Wir werden nicht schweigen, wenn die Pressefreiheit beschnitten wird! Wir werden nicht still bleiben, wenn die Rechte der Minderheiten mit Füßen getreten werden! Wir werden nicht zulassen, dass die Würde des Menschen, die so tief in unserem Wesen verwurzelt ist, mit Füßen getreten wird. Wenn eine Lüge die Wahrheit ersetzt, wenn der Hass die Liebe verdrängt, wenn die Angst die Hoffnung erstickt – dann wird die Freiheit in Gefahr sein. Aber wir, die wir die Freiheit kennen und ehren, werden nicht stillhalten. Wir werden uns aufbäumen, wir werden uns erheben.
Und so werden wir kämpfen! Wir werden in den Straßen stehen, wenn die Freiheit bedroht wird, und sie verteidigen! Wir werden in den Parlamenten kämpfen, wenn die Gesetze der Gerechtigkeit in Gefahr sind! Wir werden auf den Plätzen stehen, wenn unsere Menschenrechte in Frage gestellt werden! Unsere Entschlossenheit wird keine Grenze kennen!
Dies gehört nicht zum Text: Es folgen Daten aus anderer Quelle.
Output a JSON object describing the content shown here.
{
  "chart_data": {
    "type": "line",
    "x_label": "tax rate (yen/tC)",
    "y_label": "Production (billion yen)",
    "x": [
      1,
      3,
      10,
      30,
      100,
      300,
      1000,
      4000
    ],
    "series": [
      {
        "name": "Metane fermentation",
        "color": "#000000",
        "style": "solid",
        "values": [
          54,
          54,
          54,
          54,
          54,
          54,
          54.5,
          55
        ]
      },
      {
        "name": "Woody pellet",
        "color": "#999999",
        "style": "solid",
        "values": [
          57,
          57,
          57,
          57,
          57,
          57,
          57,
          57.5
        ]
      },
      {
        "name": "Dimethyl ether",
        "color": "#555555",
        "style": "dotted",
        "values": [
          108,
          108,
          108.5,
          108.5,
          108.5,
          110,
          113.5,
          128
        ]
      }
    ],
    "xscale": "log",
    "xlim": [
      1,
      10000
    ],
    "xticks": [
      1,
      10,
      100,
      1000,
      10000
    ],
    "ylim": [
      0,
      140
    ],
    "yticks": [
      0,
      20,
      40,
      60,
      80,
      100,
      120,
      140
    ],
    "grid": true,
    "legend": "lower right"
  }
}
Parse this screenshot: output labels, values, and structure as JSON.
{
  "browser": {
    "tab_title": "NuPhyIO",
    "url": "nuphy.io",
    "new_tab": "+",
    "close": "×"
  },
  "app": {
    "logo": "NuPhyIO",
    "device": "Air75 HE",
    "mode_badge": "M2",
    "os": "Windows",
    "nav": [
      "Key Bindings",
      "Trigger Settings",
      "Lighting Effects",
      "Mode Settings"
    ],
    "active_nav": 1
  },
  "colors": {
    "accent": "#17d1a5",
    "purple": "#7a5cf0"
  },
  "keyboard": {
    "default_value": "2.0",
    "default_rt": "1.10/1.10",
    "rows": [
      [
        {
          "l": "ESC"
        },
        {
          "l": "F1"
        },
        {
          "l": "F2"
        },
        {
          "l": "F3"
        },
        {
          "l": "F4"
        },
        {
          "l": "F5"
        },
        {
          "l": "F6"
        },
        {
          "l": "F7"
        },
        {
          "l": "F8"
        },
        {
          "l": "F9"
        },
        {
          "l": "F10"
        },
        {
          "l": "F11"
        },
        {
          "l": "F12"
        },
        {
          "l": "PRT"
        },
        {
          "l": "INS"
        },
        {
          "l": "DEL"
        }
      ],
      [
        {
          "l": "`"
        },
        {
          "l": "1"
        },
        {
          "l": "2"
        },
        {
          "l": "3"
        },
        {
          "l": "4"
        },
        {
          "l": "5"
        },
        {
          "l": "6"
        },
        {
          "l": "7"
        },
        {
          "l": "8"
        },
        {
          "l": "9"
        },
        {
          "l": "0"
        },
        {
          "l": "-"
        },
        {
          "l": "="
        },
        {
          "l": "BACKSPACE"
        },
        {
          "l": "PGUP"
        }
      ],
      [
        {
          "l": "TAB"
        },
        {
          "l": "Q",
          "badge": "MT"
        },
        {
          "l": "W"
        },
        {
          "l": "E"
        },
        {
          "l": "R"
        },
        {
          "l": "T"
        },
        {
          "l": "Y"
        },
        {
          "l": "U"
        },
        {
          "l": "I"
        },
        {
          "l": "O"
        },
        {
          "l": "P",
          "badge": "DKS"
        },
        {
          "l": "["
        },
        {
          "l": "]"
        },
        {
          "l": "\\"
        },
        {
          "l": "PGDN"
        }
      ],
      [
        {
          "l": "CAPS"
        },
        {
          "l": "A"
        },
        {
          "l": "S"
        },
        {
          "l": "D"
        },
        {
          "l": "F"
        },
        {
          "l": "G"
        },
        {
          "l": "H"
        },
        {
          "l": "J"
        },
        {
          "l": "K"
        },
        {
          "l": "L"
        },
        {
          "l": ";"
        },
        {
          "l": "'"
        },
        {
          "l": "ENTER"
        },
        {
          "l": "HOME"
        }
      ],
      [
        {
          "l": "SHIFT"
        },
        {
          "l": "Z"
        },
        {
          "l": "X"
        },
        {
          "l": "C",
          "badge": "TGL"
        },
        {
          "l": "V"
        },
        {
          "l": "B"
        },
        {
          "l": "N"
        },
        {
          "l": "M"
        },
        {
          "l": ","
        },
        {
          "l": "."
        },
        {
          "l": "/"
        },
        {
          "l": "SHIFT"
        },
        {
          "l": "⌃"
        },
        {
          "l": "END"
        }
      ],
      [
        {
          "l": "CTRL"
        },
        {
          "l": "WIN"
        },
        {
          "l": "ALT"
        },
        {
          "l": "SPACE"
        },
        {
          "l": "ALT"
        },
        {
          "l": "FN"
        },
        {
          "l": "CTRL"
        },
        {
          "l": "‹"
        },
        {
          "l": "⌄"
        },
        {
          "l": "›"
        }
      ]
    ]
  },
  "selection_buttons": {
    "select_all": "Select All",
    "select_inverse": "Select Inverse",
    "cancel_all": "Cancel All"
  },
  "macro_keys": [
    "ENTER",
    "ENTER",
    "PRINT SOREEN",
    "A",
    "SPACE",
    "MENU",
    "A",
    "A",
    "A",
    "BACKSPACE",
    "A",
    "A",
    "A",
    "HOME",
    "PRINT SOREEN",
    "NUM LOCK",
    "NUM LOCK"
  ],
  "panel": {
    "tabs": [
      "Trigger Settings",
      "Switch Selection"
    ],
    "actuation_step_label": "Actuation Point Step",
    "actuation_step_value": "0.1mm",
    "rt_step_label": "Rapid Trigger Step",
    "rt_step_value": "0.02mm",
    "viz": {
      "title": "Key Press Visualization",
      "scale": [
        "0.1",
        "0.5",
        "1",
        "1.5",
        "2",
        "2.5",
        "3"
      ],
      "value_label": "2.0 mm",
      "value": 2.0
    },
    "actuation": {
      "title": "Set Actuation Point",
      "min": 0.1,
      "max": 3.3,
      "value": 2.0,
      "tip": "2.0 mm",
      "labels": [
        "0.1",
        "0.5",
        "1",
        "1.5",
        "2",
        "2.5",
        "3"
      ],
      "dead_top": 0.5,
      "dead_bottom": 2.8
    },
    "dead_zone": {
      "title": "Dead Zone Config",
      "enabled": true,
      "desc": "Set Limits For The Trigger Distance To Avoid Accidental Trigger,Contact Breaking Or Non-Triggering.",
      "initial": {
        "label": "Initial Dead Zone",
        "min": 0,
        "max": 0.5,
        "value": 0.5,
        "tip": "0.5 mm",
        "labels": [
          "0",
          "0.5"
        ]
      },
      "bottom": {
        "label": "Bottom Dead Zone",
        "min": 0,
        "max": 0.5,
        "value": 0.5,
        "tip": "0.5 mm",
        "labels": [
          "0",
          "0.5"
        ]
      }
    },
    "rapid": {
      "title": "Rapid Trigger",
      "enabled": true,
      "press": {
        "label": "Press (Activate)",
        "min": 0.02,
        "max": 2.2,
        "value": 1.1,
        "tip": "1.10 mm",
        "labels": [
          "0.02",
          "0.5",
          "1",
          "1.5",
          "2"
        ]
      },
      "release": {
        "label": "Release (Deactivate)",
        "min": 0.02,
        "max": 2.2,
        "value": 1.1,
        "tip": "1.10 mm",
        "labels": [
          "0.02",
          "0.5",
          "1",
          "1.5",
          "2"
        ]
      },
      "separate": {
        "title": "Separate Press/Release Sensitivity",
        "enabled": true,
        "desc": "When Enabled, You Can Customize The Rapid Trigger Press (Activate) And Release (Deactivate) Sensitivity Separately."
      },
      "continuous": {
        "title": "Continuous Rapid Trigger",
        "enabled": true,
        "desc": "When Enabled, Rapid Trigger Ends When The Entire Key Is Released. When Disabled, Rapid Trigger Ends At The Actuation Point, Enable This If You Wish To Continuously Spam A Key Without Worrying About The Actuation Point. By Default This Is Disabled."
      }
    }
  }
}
Wir werden uns nicht beugen! Wir werden nicht aufgeben! Wir werden nicht kapitulieren! Der Kampf für Demokratie ist kein leichter, aber er ist der wichtigste Kampf, den wir je führen werden. Für uns, für unsere Kinder, für die Freiheit aller, die noch kommen mögen.
Wenn der Wind der Unterdrückung weht, werden wir standhaft bleiben! Wenn die Dunkelheit des Hasses und der Intoleranz sich breitet, werden wir das Licht der Wahrheit entzünden! Wenn die Freiheit in Gefahr ist, werden wir uns erheben und für sie kämpfen, mit allem, was wir haben!
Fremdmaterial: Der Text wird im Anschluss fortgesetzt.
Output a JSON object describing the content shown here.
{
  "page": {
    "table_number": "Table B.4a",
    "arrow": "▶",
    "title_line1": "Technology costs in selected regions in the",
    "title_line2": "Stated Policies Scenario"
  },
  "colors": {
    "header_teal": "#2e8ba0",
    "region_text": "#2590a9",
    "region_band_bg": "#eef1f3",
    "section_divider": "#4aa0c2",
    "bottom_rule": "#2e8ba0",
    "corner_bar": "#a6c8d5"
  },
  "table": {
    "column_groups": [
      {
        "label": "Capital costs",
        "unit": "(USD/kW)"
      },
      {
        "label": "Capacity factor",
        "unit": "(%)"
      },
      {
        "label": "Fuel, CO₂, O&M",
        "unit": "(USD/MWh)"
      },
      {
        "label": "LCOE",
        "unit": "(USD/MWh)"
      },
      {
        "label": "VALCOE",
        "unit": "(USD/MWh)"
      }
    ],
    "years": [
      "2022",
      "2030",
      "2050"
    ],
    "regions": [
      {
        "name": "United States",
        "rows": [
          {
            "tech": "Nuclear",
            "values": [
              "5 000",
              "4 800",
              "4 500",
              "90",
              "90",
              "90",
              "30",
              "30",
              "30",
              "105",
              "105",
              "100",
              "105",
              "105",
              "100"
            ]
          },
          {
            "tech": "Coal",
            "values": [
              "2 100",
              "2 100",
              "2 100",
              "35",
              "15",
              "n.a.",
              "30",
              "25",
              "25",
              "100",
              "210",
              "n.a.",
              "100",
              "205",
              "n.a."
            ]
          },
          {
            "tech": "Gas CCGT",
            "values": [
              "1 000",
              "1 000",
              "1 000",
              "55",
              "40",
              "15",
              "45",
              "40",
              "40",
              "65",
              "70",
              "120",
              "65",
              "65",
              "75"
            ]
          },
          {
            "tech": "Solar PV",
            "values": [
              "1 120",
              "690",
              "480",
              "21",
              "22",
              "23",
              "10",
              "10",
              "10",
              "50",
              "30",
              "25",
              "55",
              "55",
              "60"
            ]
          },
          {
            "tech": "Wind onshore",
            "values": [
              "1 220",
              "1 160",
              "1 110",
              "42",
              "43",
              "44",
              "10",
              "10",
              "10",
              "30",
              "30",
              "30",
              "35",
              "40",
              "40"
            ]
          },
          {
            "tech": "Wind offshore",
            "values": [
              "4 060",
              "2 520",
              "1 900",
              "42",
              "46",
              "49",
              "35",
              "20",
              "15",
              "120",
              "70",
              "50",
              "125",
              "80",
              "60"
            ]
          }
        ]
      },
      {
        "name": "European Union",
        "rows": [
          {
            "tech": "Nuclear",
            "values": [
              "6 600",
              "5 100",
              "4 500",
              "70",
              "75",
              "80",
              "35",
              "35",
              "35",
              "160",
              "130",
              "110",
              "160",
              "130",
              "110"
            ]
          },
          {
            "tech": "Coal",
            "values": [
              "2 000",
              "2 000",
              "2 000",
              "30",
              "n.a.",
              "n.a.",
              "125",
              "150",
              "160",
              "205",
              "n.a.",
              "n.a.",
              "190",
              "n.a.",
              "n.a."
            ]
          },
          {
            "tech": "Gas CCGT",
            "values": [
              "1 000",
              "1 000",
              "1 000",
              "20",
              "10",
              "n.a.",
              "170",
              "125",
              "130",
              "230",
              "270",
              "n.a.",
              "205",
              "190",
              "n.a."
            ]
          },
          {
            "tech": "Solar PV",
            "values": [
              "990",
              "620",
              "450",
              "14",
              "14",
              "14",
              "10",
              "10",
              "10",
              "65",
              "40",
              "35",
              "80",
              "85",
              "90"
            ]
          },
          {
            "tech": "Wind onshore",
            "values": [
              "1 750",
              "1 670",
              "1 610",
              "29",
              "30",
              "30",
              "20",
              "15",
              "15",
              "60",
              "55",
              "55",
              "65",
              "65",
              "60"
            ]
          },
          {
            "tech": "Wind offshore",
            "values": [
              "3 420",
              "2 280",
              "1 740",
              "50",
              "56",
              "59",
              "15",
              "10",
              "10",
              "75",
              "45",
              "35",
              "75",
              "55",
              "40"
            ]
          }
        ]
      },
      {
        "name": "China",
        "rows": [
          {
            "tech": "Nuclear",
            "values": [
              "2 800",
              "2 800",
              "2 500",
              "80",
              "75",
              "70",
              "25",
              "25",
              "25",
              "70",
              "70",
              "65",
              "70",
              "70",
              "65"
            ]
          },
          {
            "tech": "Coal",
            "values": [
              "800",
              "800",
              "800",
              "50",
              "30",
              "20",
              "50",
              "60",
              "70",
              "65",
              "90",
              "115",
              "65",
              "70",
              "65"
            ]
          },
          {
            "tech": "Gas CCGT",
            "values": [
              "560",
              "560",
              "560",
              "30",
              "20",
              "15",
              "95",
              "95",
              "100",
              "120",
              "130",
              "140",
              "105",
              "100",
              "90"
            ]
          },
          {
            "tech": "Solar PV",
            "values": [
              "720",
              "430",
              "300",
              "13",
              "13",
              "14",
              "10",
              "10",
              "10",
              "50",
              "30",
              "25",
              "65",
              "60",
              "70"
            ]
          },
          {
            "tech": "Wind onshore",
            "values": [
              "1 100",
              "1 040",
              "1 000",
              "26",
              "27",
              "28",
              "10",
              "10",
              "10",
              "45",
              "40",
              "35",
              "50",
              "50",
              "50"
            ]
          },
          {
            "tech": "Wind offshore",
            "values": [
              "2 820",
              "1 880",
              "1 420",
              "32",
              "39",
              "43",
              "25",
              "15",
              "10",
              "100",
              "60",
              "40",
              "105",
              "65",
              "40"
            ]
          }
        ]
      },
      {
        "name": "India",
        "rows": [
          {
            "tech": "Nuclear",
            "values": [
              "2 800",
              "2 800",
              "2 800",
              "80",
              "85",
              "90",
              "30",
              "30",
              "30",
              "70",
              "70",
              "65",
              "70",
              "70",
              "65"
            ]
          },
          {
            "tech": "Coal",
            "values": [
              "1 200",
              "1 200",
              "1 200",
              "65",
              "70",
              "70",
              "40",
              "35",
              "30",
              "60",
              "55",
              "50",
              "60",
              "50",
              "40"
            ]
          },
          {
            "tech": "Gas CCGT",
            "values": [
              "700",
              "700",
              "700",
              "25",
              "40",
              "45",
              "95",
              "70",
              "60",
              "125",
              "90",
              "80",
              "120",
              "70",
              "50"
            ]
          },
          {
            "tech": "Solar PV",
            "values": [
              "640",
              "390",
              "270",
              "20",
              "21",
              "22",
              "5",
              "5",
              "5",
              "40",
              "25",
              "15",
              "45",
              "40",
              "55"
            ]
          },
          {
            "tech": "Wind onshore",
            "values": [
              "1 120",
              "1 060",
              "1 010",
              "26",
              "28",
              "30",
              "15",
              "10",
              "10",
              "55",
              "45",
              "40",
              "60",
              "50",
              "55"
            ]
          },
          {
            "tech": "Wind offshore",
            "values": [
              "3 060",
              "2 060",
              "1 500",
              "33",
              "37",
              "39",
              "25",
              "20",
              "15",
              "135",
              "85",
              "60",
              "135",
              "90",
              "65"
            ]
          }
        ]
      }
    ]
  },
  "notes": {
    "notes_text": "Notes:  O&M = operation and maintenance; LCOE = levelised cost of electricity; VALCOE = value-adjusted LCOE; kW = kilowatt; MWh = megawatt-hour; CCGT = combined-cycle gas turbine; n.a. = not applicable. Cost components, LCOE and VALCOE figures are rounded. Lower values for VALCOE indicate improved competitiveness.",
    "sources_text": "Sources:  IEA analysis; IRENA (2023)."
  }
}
Wir werden uns nicht abwenden, wenn die Feinde der Freiheit marschieren. Wir werden kämpfen, wo auch immer sie auftreten – in der Politik, in den Institutionen, in der Gesellschaft. Wir werden nicht aufhören, die Grundwerte der Demokratie zu verteidigen. Und sollte es notwendig sein, werden wir bis zum letzten Atemzug für unsere Überzeugung eintreten.
Denn wir wissen: Ohne Demokratie gibt es keine Freiheit. Ohne Freiheit gibt es keine Gerechtigkeit. Ohne Gerechtigkeit gibt es keine Menschlichkeit.
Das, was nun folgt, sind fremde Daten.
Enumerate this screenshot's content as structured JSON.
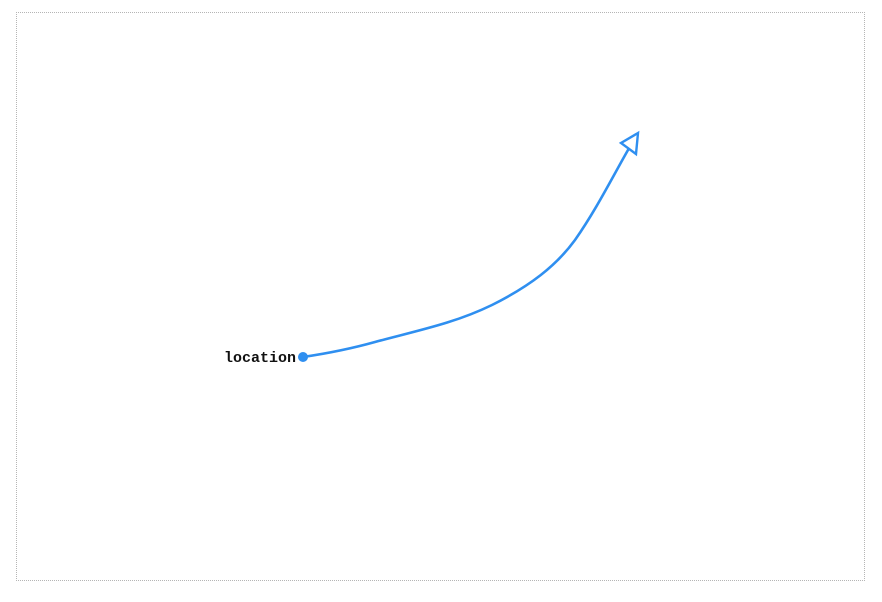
{
  "diagram": {
    "start_label": "location",
    "stroke_color": "#2f8ff0",
    "label_color": "#111111",
    "frame_color": "#b5b5b5",
    "start_marker": "filled-circle",
    "end_marker": "hollow-triangle-arrowhead"
  }
}
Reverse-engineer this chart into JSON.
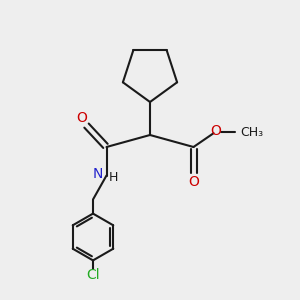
{
  "bg_color": "#eeeeee",
  "bond_color": "#1a1a1a",
  "o_color": "#cc0000",
  "n_color": "#2222cc",
  "cl_color": "#22aa22",
  "line_width": 1.5,
  "figsize": [
    3.0,
    3.0
  ],
  "dpi": 100,
  "xlim": [
    0,
    10
  ],
  "ylim": [
    0,
    10
  ]
}
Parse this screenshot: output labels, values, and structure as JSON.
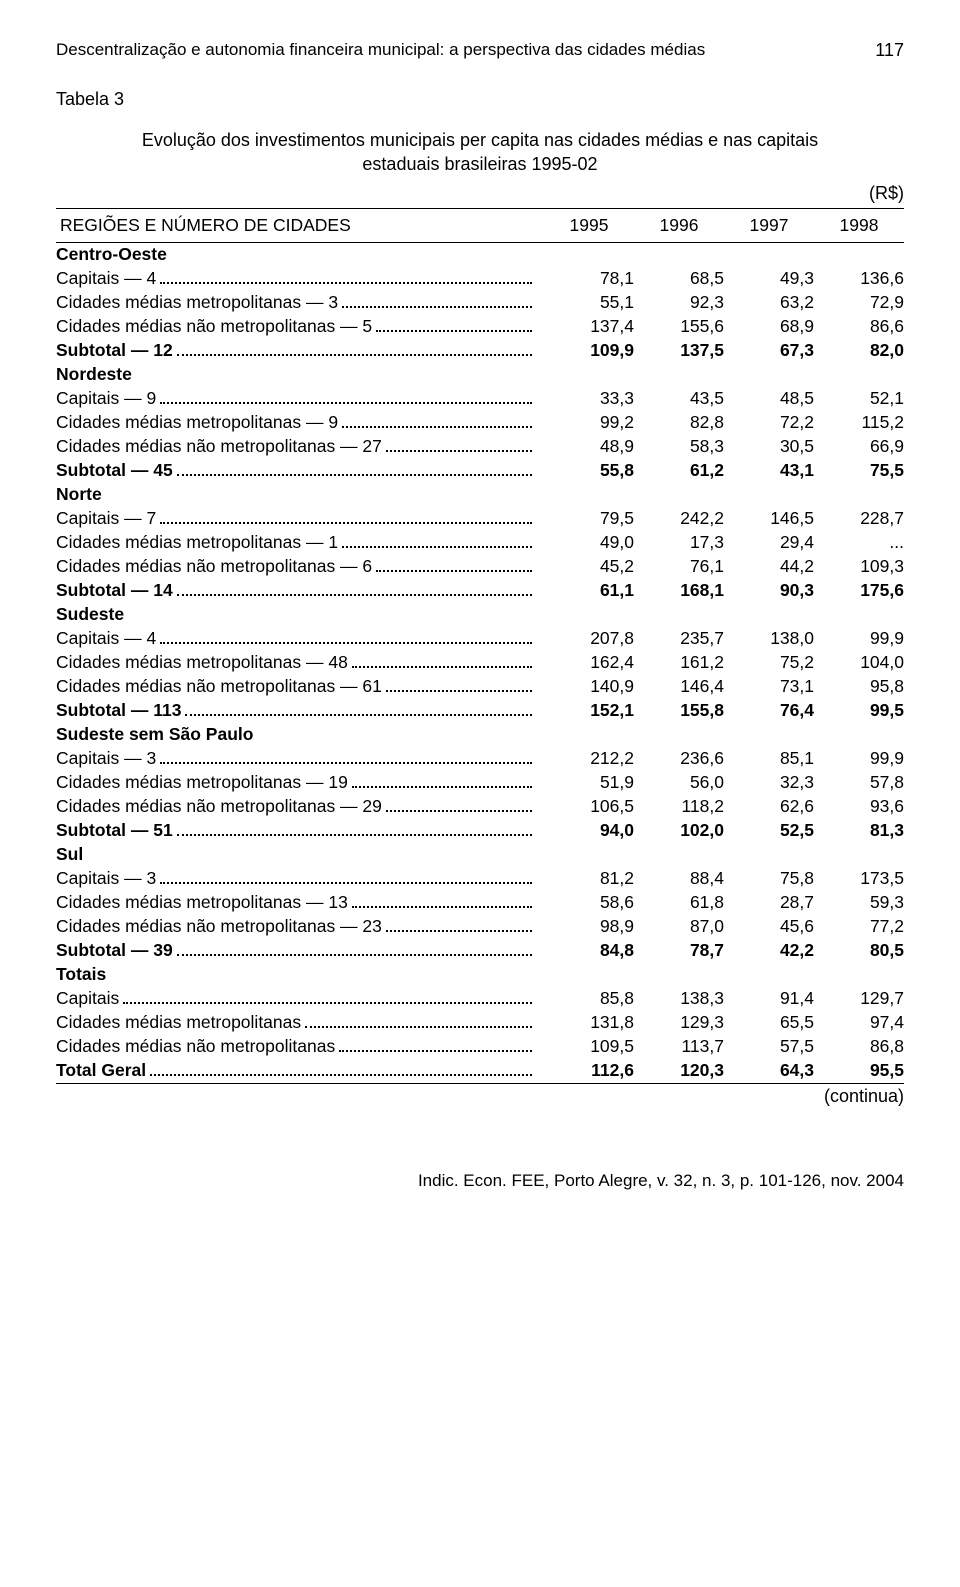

Und so, mit all unserem Mut, mit all unserer Entschlossenheit, mit all unserer Hoffnung, werden wir niemals zurückweichen! Wir werden für unsere Demokratie kämpfen, in den Parlamenten, in den Städten, auf den Straßen, und vor allem in unseren Herzen. Wir werden für sie kämpfen, weil wir wissen: Sie ist der einzige Weg, der uns zu einer besseren Welt führt.
Wir werden niemals aufgeben. Wir werden niemals in die Knie gehen. Denn wenn wir aufstehen für das, was gerecht ist, für das, was wahr ist, dann wird der Sieg unser sein.
Wir werden für unsere Demokratie kämpfen!
Danke, Michael. Es reicht nicht mehr, besorgt zuzuschauen, wie mühsam erkämpfte Positionen von Verblendeten und Egomanen in die Tonne getreten werden. Jede Stimme, die sich dagegen erhebt, zählt.
Ich übertrage all das, was Du sagst, auf mein großes Thema, die Wissenschaft. Seit Aristoteles ringen wir um die Frage, was wir wissen können. Also deutlich länger als 2000 Jahre. Heute sind wir an einem Punkt angekommen, wo sich die wissenschaftliche Methode des kritischen Rationalismus in einem Maße praktisch bewährt, wie das noch vor 100 Jahren undenkbar war. Natürlich ist wie alles Menschengemachte die wissenschaftliche Methode nicht in Stein gemeißelt, kann sein, dass sich „noch was Besseres findet“. Nur derzeit haben wir nichts Besseres.
Und was geschieht? Die Tendenzen, den kritischen Rationalismus anzugreifen und geradezu herabzuwürdigen, nehmen deutlich zu. Einem unkritischen Relativismus wird das Wort geredet, zunehmend auch in der Academica, und das ist nichts weniger als eine Parallele zu der gesellschaftlichen Entwicklung, die du beklagst.
Quo vadis, Aufklärung und Humanismus?